Depuis quelques années, l’INS (Institut National des Statistiques) élabore chaque trimestre une enquête de quelques 700 industriels et hommes d’affaires tunisiens et dresse un indice de confiance des chefs d’entreprises, dans le climat des affaires et dans l’évolution de la conjoncture nationale, fortement liée à l’international. Cette enquête trimestrielle est conduite par contact direct. Cela lui donnerait, certes, plus de poids, mais cela l’éloigne de sa conjoncture européenne où ce genre de baromètre est mensuel, donne plus de visibilité et permet surtout l’anticipation.
Les conjoncturistes tunisiens estiment, à propos de cet indice de confiance dégagé de l’enquête de l’INS que «après quatre trimestres consécutifs de contraction, l'indice de confiance des chefs d'entreprise s'est redressé au cours du deuxième et du troisième trimestre». Ils expliquent cette reprise par «une meilleure perception des industriels nationaux par rapport à l’évolution de leur environnement extérieur direct et la demande étrangère».

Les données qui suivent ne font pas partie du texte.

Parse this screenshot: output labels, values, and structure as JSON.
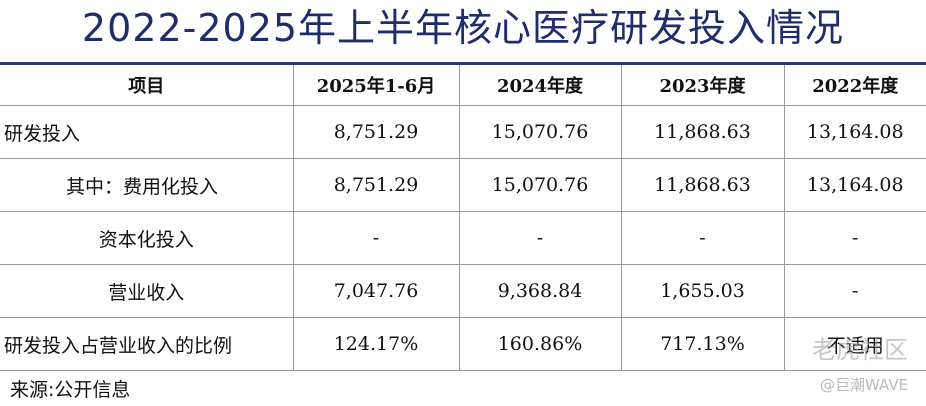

Et les conjoncturistes de rester tout de même réalistes et de corriger que «ce rebond de l’indicateur ne traduit pas forcément un franc rétablissement de l’activité puisque le niveau de l’indice atteint au troisième trimestre (94,5 points) reste encore au dessous de sa moyenne de long terme qui est de100 points». L’indice de confiance reste donc négatif de -5,5 % et l’on pourrait ainsi dire que les chefs d’entreprises tunisiens, n’ont pas encore la foi et restent encore plutôt pessimistes quant à l’éclaircissement des perspectives.

Ceci se traduit d’ailleurs dans le lien, étroit et visible, entre l’évolution de l’indice de production industrielle (ici en bleue) et celui de la confiance des chefs d’entreprises. On remarquera ainsi que chaque fois que la production a baissé, l’indice de confiance était parti nettement plus bas. Le lien est tout aussi évident et étroit, entre l’indice de confiance tunisien et celui européen.